Objective: Despite the rapid spread of India's HIV epidemic through commercial sex and the large numbers of minor girls trafficked to India for sex work each year, little HIV research has been conducted among victims of sex trafficking. The present study examines the prevalence and predictors of HIV infection among sex-trafficked women and girls rescued from brothels in Mumbai, India.
Design and methods: Case records and HIV testing results of sex-trafficked women and girls (N = 175) were reviewed. HIV prevalence and HIV risk were assessed based on demographics and exposure to sex work.

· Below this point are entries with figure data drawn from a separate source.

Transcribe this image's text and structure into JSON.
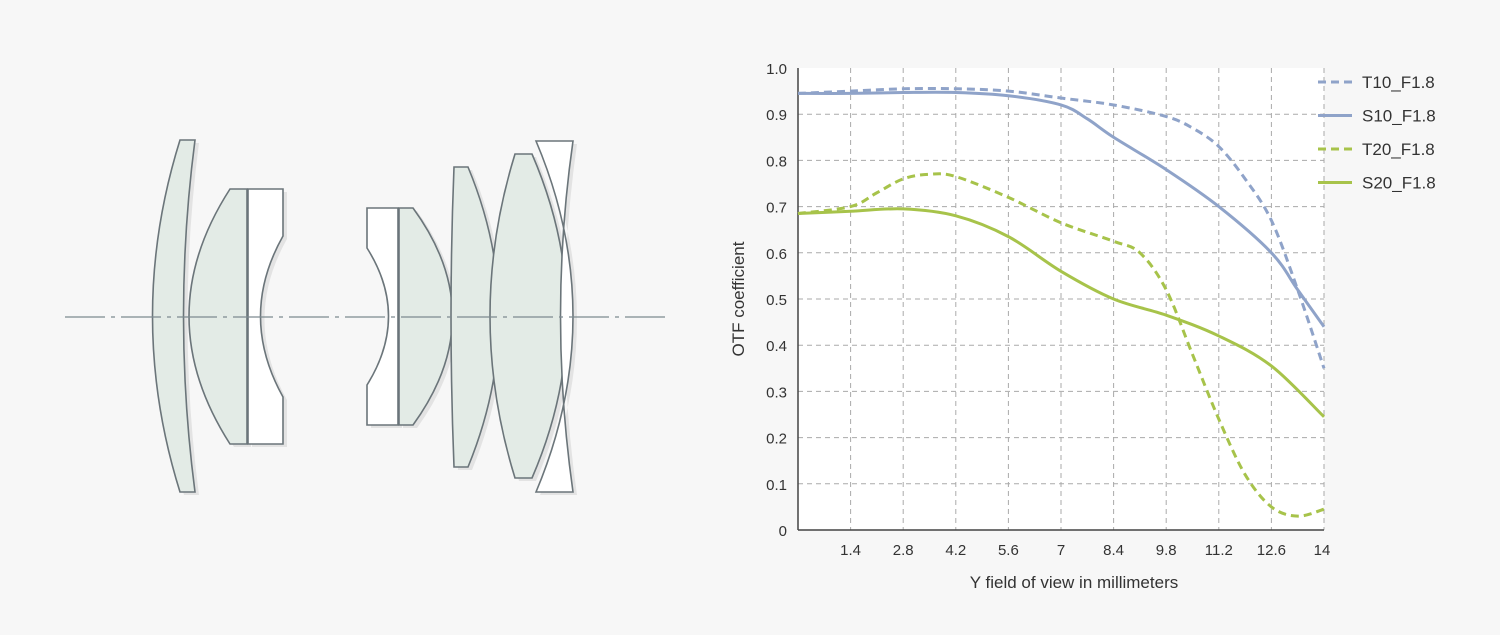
{
  "colors": {
    "blue": "#8fa3c9",
    "green": "#a7c34a",
    "lens_fill": "#e3ebe6",
    "lens_stroke": "#6b757a"
  },
  "chart_data": {
    "type": "line",
    "title": "",
    "xlabel": "Y field of view in millimeters",
    "ylabel": "OTF coefficient",
    "xlim": [
      0,
      14
    ],
    "ylim": [
      0,
      1.0
    ],
    "xticks": [
      "1.4",
      "2.8",
      "4.2",
      "5.6",
      "7",
      "8.4",
      "9.8",
      "11.2",
      "12.6",
      "14"
    ],
    "xtick_values": [
      1.4,
      2.8,
      4.2,
      5.6,
      7,
      8.4,
      9.8,
      11.2,
      12.6,
      14
    ],
    "yticks": [
      "0",
      "0.1",
      "0.2",
      "0.3",
      "0.4",
      "0.5",
      "0.6",
      "0.7",
      "0.8",
      "0.9",
      "1.0"
    ],
    "ytick_values": [
      0,
      0.1,
      0.2,
      0.3,
      0.4,
      0.5,
      0.6,
      0.7,
      0.8,
      0.9,
      1.0
    ],
    "grid": true,
    "legend_position": "right",
    "series": [
      {
        "name": "T10_F1.8",
        "color": "#8fa3c9",
        "dash": true,
        "x": [
          0,
          1.4,
          2.8,
          4.2,
          5.6,
          7,
          8.4,
          9.8,
          10.5,
          11.2,
          11.9,
          12.6,
          13.3,
          14
        ],
        "y": [
          0.945,
          0.95,
          0.955,
          0.955,
          0.95,
          0.935,
          0.92,
          0.895,
          0.87,
          0.83,
          0.76,
          0.67,
          0.52,
          0.35
        ]
      },
      {
        "name": "S10_F1.8",
        "color": "#8fa3c9",
        "dash": false,
        "x": [
          0,
          1.4,
          2.8,
          4.2,
          5.6,
          7,
          7.7,
          8.4,
          9.8,
          11.2,
          12.6,
          13.3,
          14
        ],
        "y": [
          0.945,
          0.945,
          0.947,
          0.947,
          0.94,
          0.92,
          0.89,
          0.85,
          0.78,
          0.7,
          0.6,
          0.52,
          0.44
        ]
      },
      {
        "name": "T20_F1.8",
        "color": "#a7c34a",
        "dash": true,
        "x": [
          0,
          1.4,
          2.1,
          2.8,
          3.5,
          4.2,
          5.6,
          7,
          8.4,
          9.1,
          9.8,
          10.5,
          11.2,
          11.9,
          12.6,
          13.3,
          14
        ],
        "y": [
          0.685,
          0.7,
          0.73,
          0.76,
          0.77,
          0.765,
          0.72,
          0.665,
          0.625,
          0.6,
          0.52,
          0.38,
          0.24,
          0.12,
          0.05,
          0.03,
          0.045
        ]
      },
      {
        "name": "S20_F1.8",
        "color": "#a7c34a",
        "dash": false,
        "x": [
          0,
          1.4,
          2.8,
          4.2,
          5.6,
          7,
          8.4,
          9.8,
          11.2,
          12.6,
          14
        ],
        "y": [
          0.685,
          0.69,
          0.695,
          0.68,
          0.635,
          0.56,
          0.5,
          0.465,
          0.42,
          0.355,
          0.245
        ]
      }
    ]
  }
}
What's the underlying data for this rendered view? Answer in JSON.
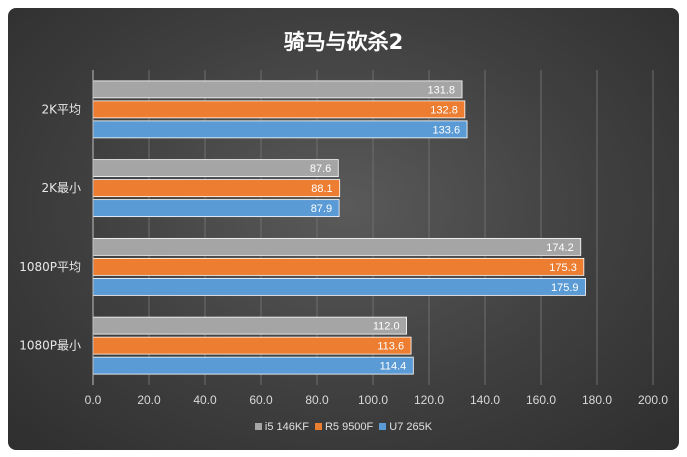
{
  "chart_data": {
    "type": "bar",
    "orientation": "horizontal",
    "title": "骑马与砍杀2",
    "categories": [
      "2K平均",
      "2K最小",
      "1080P平均",
      "1080P最小"
    ],
    "series": [
      {
        "name": "i5 146KF",
        "color": "#a5a5a5",
        "values": [
          131.8,
          87.6,
          174.2,
          112.0
        ]
      },
      {
        "name": "R5 9500F",
        "color": "#ed7d31",
        "values": [
          132.8,
          88.1,
          175.3,
          113.6
        ]
      },
      {
        "name": "U7 265K",
        "color": "#5b9bd5",
        "values": [
          133.6,
          87.9,
          175.9,
          114.4
        ]
      }
    ],
    "xlim": [
      0,
      200
    ],
    "xticks": [
      "0.0",
      "20.0",
      "40.0",
      "60.0",
      "80.0",
      "100.0",
      "120.0",
      "140.0",
      "160.0",
      "180.0",
      "200.0"
    ],
    "grid": true,
    "legend": "bottom"
  }
}
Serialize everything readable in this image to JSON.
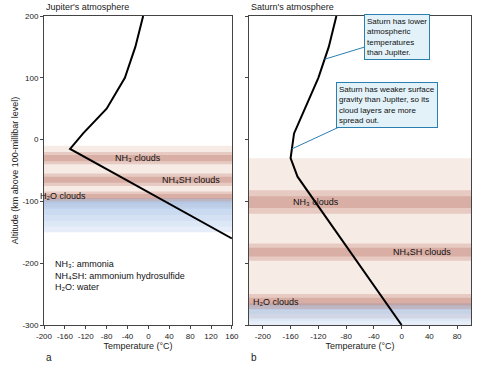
{
  "chart_data": [
    {
      "type": "line",
      "title": "Jupiter's atmosphere",
      "panel_label": "a",
      "x_label": "Temperature (°C)",
      "y_label": "Altitude (km above 100-millibar level)",
      "x": [
        -10,
        -25,
        -45,
        -80,
        -125,
        -150,
        -60,
        40,
        160
      ],
      "values": [
        200,
        150,
        100,
        50,
        10,
        -15,
        -57,
        -104,
        -160
      ],
      "color": "#000000",
      "xlim": [
        -200,
        160
      ],
      "ylim": [
        -300,
        200
      ],
      "xticks": [
        -200,
        -160,
        -120,
        -80,
        -40,
        0,
        40,
        80,
        120,
        160
      ],
      "yticks": [
        -300,
        -200,
        -100,
        0,
        100,
        200
      ],
      "grid": false,
      "tick_labels": true,
      "haze": {
        "bottom": -110,
        "top": -10,
        "color": "#f3e2dc"
      },
      "deep_layer": {
        "bottom": -150,
        "top": -95,
        "color": "#9fbde6"
      },
      "cloud_layers": [
        {
          "label": "NH₃ clouds",
          "bottom": -40,
          "top": -20,
          "color": "#c88e80"
        },
        {
          "label": "NH₄SH clouds",
          "bottom": -75,
          "top": -55,
          "color": "#c88e80"
        },
        {
          "label": "H₂O clouds",
          "bottom": -100,
          "top": -84,
          "color": "#c88e80"
        }
      ],
      "key": [
        "NH₃: ammonia",
        "NH₄SH: ammonium hydrosulfide",
        "H₂O: water"
      ],
      "callouts": []
    },
    {
      "type": "line",
      "title": "Saturn's atmosphere",
      "panel_label": "b",
      "x_label": "Temperature (°C)",
      "x": [
        -94,
        -105,
        -120,
        -140,
        -155,
        -160,
        -150,
        -120,
        -80,
        -40,
        0
      ],
      "values": [
        200,
        150,
        100,
        50,
        10,
        -30,
        -60,
        -108,
        -172,
        -236,
        -300
      ],
      "color": "#000000",
      "xlim": [
        -220,
        100
      ],
      "ylim": [
        -300,
        200
      ],
      "xticks": [
        -200,
        -160,
        -120,
        -80,
        -40,
        0,
        40,
        80
      ],
      "yticks": [
        -300,
        -200,
        -100,
        0,
        100,
        200
      ],
      "grid": false,
      "tick_labels": "x",
      "haze": {
        "bottom": -290,
        "top": -30,
        "color": "#f3e2dc"
      },
      "deep_layer": {
        "bottom": -300,
        "top": -265,
        "color": "#9fbde6"
      },
      "cloud_layers": [
        {
          "label": "NH₃ clouds",
          "bottom": -120,
          "top": -82,
          "color": "#c88e80"
        },
        {
          "label": "NH₄SH clouds",
          "bottom": -196,
          "top": -168,
          "color": "#c88e80"
        },
        {
          "label": "H₂O clouds",
          "bottom": -274,
          "top": -250,
          "color": "#c88e80"
        }
      ],
      "key": [],
      "callouts": [
        {
          "lines": [
            "Saturn has lower",
            "atmospheric",
            "temperatures",
            "than Jupiter."
          ],
          "target": [
            -111,
            130
          ]
        },
        {
          "lines": [
            "Saturn has weaker surface",
            "gravity than Jupiter, so its",
            "cloud layers are more",
            "spread out."
          ],
          "target": [
            -158,
            -15
          ]
        }
      ]
    }
  ]
}
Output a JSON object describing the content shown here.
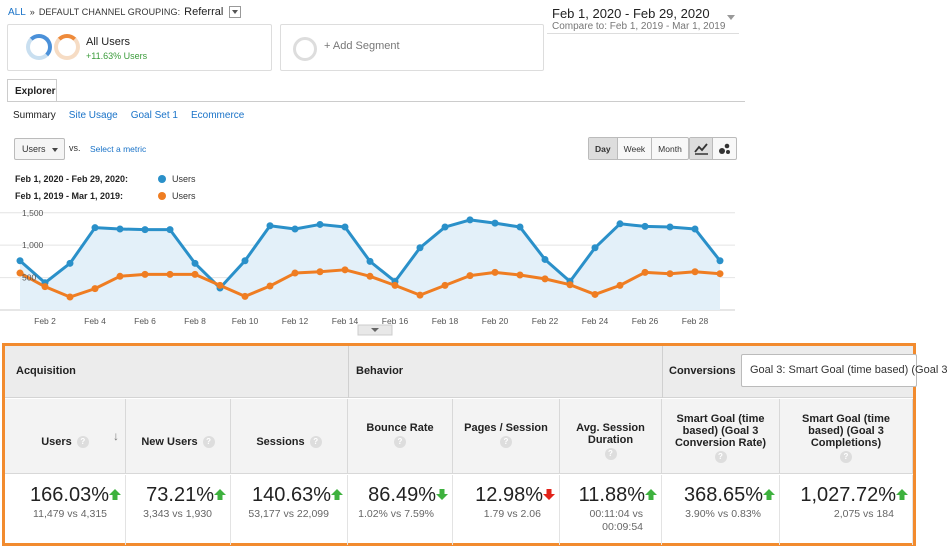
{
  "breadcrumb": {
    "root": "ALL",
    "separator": "»",
    "grouping": "DEFAULT CHANNEL GROUPING:",
    "value": "Referral"
  },
  "date_range": {
    "main": "Feb 1, 2020 - Feb 29, 2020",
    "compare": "Compare to: Feb 1, 2019 - Mar 1, 2019"
  },
  "segments": {
    "all_users": {
      "name": "All Users",
      "delta": "+11.63% Users"
    },
    "add_segment": "+ Add Segment"
  },
  "tabs": {
    "explorer": "Explorer"
  },
  "subnav": {
    "summary": "Summary",
    "site_usage": "Site Usage",
    "goal_set": "Goal Set 1",
    "ecommerce": "Ecommerce"
  },
  "chart_controls": {
    "metric": "Users",
    "vs": "vs.",
    "select_metric": "Select a metric",
    "period_buttons": [
      "Day",
      "Week",
      "Month"
    ],
    "selected_period": "Day"
  },
  "legend": [
    {
      "date": "Feb 1, 2020 - Feb 29, 2020:",
      "name": "Users",
      "color": "#2a90c9"
    },
    {
      "date": "Feb 1, 2019 - Mar 1, 2019:",
      "name": "Users",
      "color": "#ef7d22"
    }
  ],
  "chart_data": {
    "type": "line",
    "ylim": [
      0,
      1620
    ],
    "y_ticks": [
      "1,500",
      "1,000",
      "500"
    ],
    "y_tick_values": [
      1500,
      1000,
      500
    ],
    "x_tick_labels": [
      "Feb 2",
      "Feb 4",
      "Feb 6",
      "Feb 8",
      "Feb 10",
      "Feb 12",
      "Feb 14",
      "Feb 16",
      "Feb 18",
      "Feb 20",
      "Feb 22",
      "Feb 24",
      "Feb 26",
      "Feb 28"
    ],
    "x_tick_days": [
      2,
      4,
      6,
      8,
      10,
      12,
      14,
      16,
      18,
      20,
      22,
      24,
      26,
      28
    ],
    "x": [
      1,
      2,
      3,
      4,
      5,
      6,
      7,
      8,
      9,
      10,
      11,
      12,
      13,
      14,
      15,
      16,
      17,
      18,
      19,
      20,
      21,
      22,
      23,
      24,
      25,
      26,
      27,
      28,
      29
    ],
    "series": [
      {
        "name": "Users",
        "color": "#2a90c9",
        "area": true,
        "values": [
          760,
          420,
          720,
          1270,
          1250,
          1240,
          1240,
          720,
          340,
          760,
          1300,
          1250,
          1320,
          1280,
          750,
          440,
          960,
          1280,
          1390,
          1340,
          1280,
          780,
          440,
          960,
          1330,
          1290,
          1280,
          1250,
          760
        ]
      },
      {
        "name": "Users",
        "color": "#ef7d22",
        "area": false,
        "values": [
          570,
          360,
          200,
          330,
          520,
          550,
          550,
          550,
          380,
          210,
          370,
          570,
          590,
          620,
          520,
          380,
          230,
          380,
          530,
          580,
          540,
          480,
          390,
          240,
          380,
          580,
          560,
          590,
          560
        ]
      }
    ]
  },
  "table": {
    "groups": {
      "acquisition": "Acquisition",
      "behavior": "Behavior",
      "conversions": "Conversions"
    },
    "goal_select": "Goal 3: Smart Goal (time based) (Goal 3",
    "help_icon": "?",
    "sort_icon": "↓",
    "columns": [
      {
        "label": "Users",
        "pct": "166.03%",
        "dir": "up",
        "sub1": "11,479 vs 4,315",
        "sub2": ""
      },
      {
        "label": "New Users",
        "pct": "73.21%",
        "dir": "up",
        "sub1": "3,343 vs 1,930",
        "sub2": ""
      },
      {
        "label": "Sessions",
        "pct": "140.63%",
        "dir": "up",
        "sub1": "53,177 vs 22,099",
        "sub2": ""
      },
      {
        "label": "Bounce Rate",
        "pct": "86.49%",
        "dir": "down-good",
        "sub1": "1.02% vs 7.59%",
        "sub2": ""
      },
      {
        "label": "Pages / Session",
        "pct": "12.98%",
        "dir": "down-bad",
        "sub1": "1.79 vs 2.06",
        "sub2": ""
      },
      {
        "label": "Avg. Session Duration",
        "pct": "11.88%",
        "dir": "up",
        "sub1": "00:11:04 vs",
        "sub2": "00:09:54"
      },
      {
        "label": "Smart Goal (time based) (Goal 3 Conversion Rate)",
        "pct": "368.65%",
        "dir": "up",
        "sub1": "3.90% vs 0.83%",
        "sub2": ""
      },
      {
        "label": "Smart Goal (time based) (Goal 3 Completions)",
        "pct": "1,027.72%",
        "dir": "up",
        "sub1": "2,075 vs 184",
        "sub2": ""
      }
    ]
  },
  "colors": {
    "up": "#3eb13e",
    "down_good": "#3eb13e",
    "down_bad": "#e2231a",
    "highlight_border": "#f28b2e"
  }
}
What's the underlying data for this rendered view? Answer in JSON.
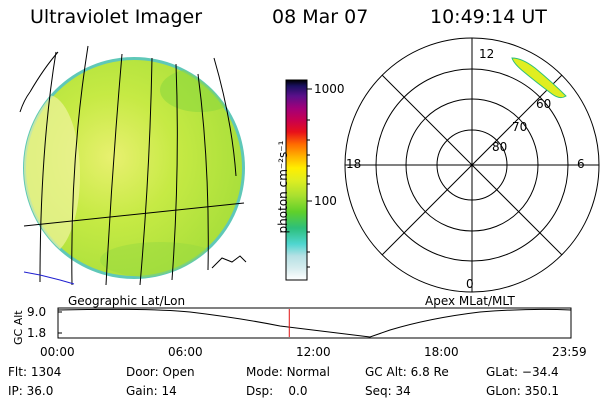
{
  "header": {
    "instrument": "Ultraviolet Imager",
    "date": "08 Mar 07",
    "time": "10:49:14 UT"
  },
  "colorbar": {
    "unit_label": "photon cm⁻²s⁻¹",
    "tick_labels": [
      "1000",
      "100"
    ],
    "tick_values": [
      1000,
      100
    ],
    "scale": "log",
    "colors": [
      "#ffffff",
      "#cfe8ea",
      "#4fd6d0",
      "#2dbf7a",
      "#5fd02a",
      "#a8e030",
      "#e0ee20",
      "#ffee00",
      "#ffb000",
      "#ff6a00",
      "#e8101a",
      "#c80050",
      "#a0007a",
      "#5a108a",
      "#1a1060",
      "#000000"
    ]
  },
  "image_panel": {
    "caption": "Geographic Lat/Lon",
    "disk_color": "#b9e63a",
    "edge_color": "#59c8b8",
    "coast_color": "#2020d0"
  },
  "polar_panel": {
    "caption": "Apex MLat/MLT",
    "mlt_labels": {
      "top": "12",
      "left": "18",
      "right": "6",
      "bottom": "0"
    },
    "mlat_labels": [
      "60",
      "70",
      "80"
    ],
    "aurora_color": "#e0ee20"
  },
  "altitude_plot": {
    "ylabel": "GC Alt",
    "yticks": [
      "9.0",
      "1.8"
    ],
    "xticks": [
      "00:00",
      "06:00",
      "12:00",
      "18:00",
      "23:59"
    ],
    "current_time_marker_hours": 10.82,
    "marker_color": "#e01010"
  },
  "info": {
    "flt_label": "Flt:",
    "flt": "1304",
    "ip_label": "IP:",
    "ip": "36.0",
    "door_label": "Door:",
    "door": "Open",
    "gain_label": "Gain:",
    "gain": "14",
    "mode_label": "Mode:",
    "mode": "Normal",
    "dsp_label": "Dsp:",
    "dsp": "0.0",
    "gcalt_label": "GC Alt:",
    "gcalt": "6.8 Re",
    "seq_label": "Seq:",
    "seq": "34",
    "glat_label": "GLat:",
    "glat": "−34.4",
    "glon_label": "GLon:",
    "glon": "350.1"
  }
}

Results: Approximately one quarter (22.9%) of trafficked individuals tested positive for HIV. The mean age at trafficking was marginally younger for women and girls infected with HIV (15.9 years) as compared to those not infected (17.2 years; P = 0.06). Girls trafficked as minors reported longer periods of brothel confinement as compared to those trafficked at older ages (18.5 vs. 9.6 months; P = 0.007). Among Indian victims, those trafficked from the states of Karnataka or Maharashtra were more likely than those trafficked from West Bengal to be HIV-positive (odds ratio [OR] = 7.35, 95% confidence interval [CI]: 2.23 to 24.21). Longer duration in brothels was associated with greater likelihood of HIV infection; a 3% to 4% increased risk for HIV was observed for each additional month of brothel captivity.
Conclusions: Findings demonstrate the need for increased attention to HIV among young victims of sex trafficking in research and practice, and to the rescue of sex trafficking victims as a form of HIV prevention.